In the 1920’s, this diversity seems to have disappeared, as 8 different breweries advertise one beer each in 1926, mostly Märzen, with only two exceptions: Thomasbräu Hell-Urtyp and Schramm’s Fest-Weizenbier. Fischer-Vroni, another well-known beer tent, makes its first appearance in advertising, serving Augustiner Märzen. In 1929, Wagnerbräu is again seen with their Märzen and the Auer-Kirta-Bier, Schneider & Sohn have a Wiesen-Edel-Weiße, and Augustiner for the first time advertises their Edelstoff hell.
In the 1930’s, beer diversity, at least in advertising, seems to go up again: Wagnerbräu offers 4 (!!) different beers in 1932: Oktoberfest-Märzen, Auer-Kirta-Bier, “Weißbier Münchener Weizengold”, and helles Export. In 1935, a large amount of breweries advertise two different beers, and Fischer-Vroni must have switched from Augustiner to Wagnerbräu between 1929 and then.
This is my short and quick contribution to Session 127. After Boak and Bailey asked me about my expectations of Festbier, I thought I should leave a few notes what beer was served at the Oktoberfest in the 19th century.
The Oktoberfest didn’t start out as a beer festival. The first one was a wedding celebration of Bavarian Crown Prince Ludwig I. and Princess Therese in 1810. In the years after that, it became an annual fair where things like horse racing, prize shooting, and an agricultural fair were the main attractions. Eventually, beer was being served, and the whole beer drinking eventually took over.
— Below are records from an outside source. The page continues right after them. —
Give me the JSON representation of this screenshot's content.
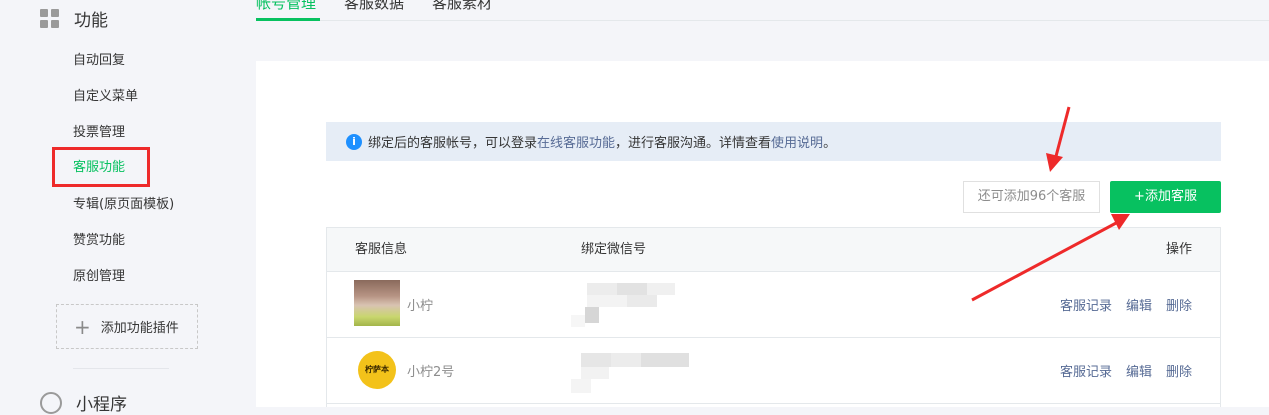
{
  "sidebar": {
    "section_title": "功能",
    "section_icon": "grid-icon",
    "items": [
      {
        "label": "自动回复"
      },
      {
        "label": "自定义菜单"
      },
      {
        "label": "投票管理"
      },
      {
        "label": "客服功能"
      },
      {
        "label": "专辑(原页面模板)"
      },
      {
        "label": "赞赏功能"
      },
      {
        "label": "原创管理"
      }
    ],
    "add_plugin_label": "添加功能插件",
    "next_section_title": "小程序"
  },
  "tabs": [
    {
      "label": "帐号管理",
      "active": true
    },
    {
      "label": "客服数据",
      "active": false
    },
    {
      "label": "客服素材",
      "active": false
    }
  ],
  "notice": {
    "text_before": "绑定后的客服帐号，可以登录",
    "link1": "在线客服功能",
    "text_middle": "，进行客服沟通。详情查看",
    "link2": "使用说明",
    "text_after": "。"
  },
  "toolbar": {
    "quota_text": "还可添加96个客服",
    "add_button_label": "+添加客服"
  },
  "table": {
    "headers": {
      "info": "客服信息",
      "wechat": "绑定微信号",
      "ops": "操作"
    },
    "rows": [
      {
        "name": "小柠",
        "ops": [
          "客服记录",
          "编辑",
          "删除"
        ]
      },
      {
        "name": "小柠2号",
        "avatar_text": "柠萨本",
        "ops": [
          "客服记录",
          "编辑",
          "删除"
        ]
      }
    ]
  },
  "colors": {
    "accent_green": "#07c160",
    "link_blue": "#576b95",
    "highlight_red": "#ee2a2a"
  }
}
The agricultural fair still exists, but is scheduled to only take place once every four years.
The beer served was, as far as I could find out, regular “Sommerbier” (i.e. lager beer) as it was consumed elsewhere in the city. In 1872, Michael Schottenhamel procured a 16° Vienna-style Märzen brewed at Franziskaner-Leistbräu, which eventually got established as the regular beer at Oktoberfest. But it was not the only beer being served at the Fest, as we know from festival programme advertising of that era.
In 1895, wheat beer from Schneider & Sohn was served, which was a novelty that year, as well as Märzenbier brewed at Klein-Schwechater Brauerei and imported from Vienna. In 1896, beer from Bürgerliches Brauhaus Budweis was served at the Oktoberfest. The brewery was at that time a purveyour to the court of the King of Württemberg.
Some breweries, like Thomasbräu, served both a Pilsner and a Märzenbier.
Most of the other local breweries, like Franziskaner-Leistbräu, Pschorr, Hacker, Spaten, and Löwenbräu, only served a single type of beer, Märzen.
All in all, the variety of beer available at the Oktoberfest back then was not only greater in number, it was also more diverse in available beer styles, and more international. More like what you’d expect from a proper beer festival.